Hips quiescent, hair tied back, accent countrified, Swayze makes a believable grudge drudge in this eye- for-an-eye-for-an-eye-for-an-eye adventure. He plays Truman Gates, a Chicago cop originally from somewheres around Harlan County who with his tightknit kin takes on the Rosselini clan, which is implicated in his brother's murder.

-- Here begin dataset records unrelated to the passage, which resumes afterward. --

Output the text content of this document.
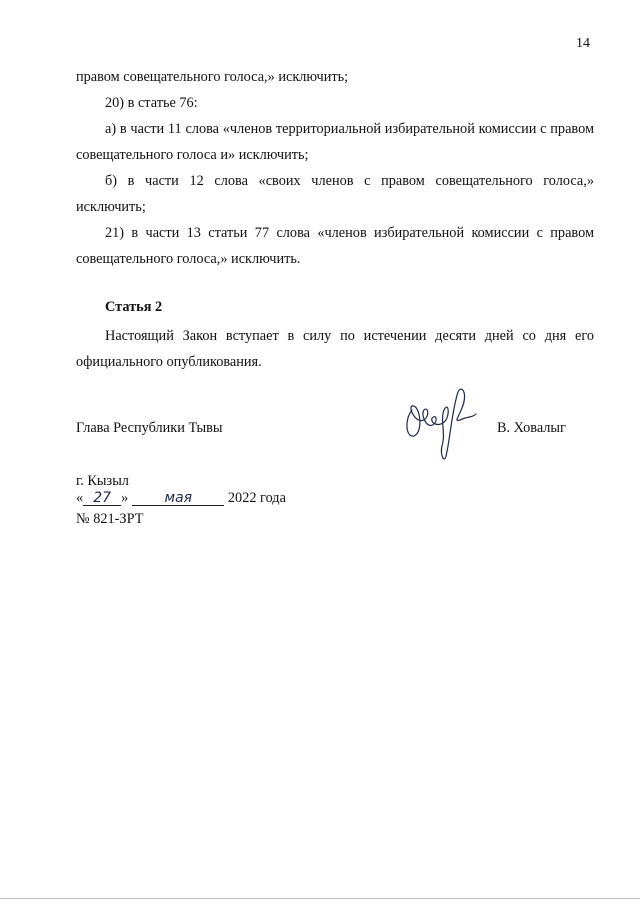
14
правом совещательного голоса,» исключить;
20) в статье 76:
а) в части 11 слова «членов территориальной избирательной комиссии с правом совещательного голоса и» исключить;
б) в части 12 слова «своих членов с правом совещательного голоса,» исключить;
21) в части 13 статьи 77 слова «членов избирательной комиссии с правом совещательного голоса,» исключить.
Статья 2
Настоящий Закон вступает в силу по истечении десяти дней со дня его официального опубликования.
Глава Республики Тывы	В. Ховалыг
г. Кызыл
« 27 »	мая	2022 года
№ 821-ЗРТ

Forced to choose among his loyalties to the law; his wife (Helen Hunt), the concert violinist; and his bloodthirsty older brother, Briar (slumming Liam Neeson), Truman hopes to bring Joey Rosselini to justice. Old Briar thinks it ain't fittin'. "You ain't family no more. You jist a cop who come from the hills," he says when Truman resists retribution, backwoods style. But blood is thicker than spaghetti sauce, and boys jist gotta use guns.

Directed by John Irvin of "Raw Deal" (an earlier version of this movie), "Next of Kin" hasn't got the firepower or the pace to wow fans of the genre. And who ever heard of an action guy married to a concert violinist? It jist ain't fittin'.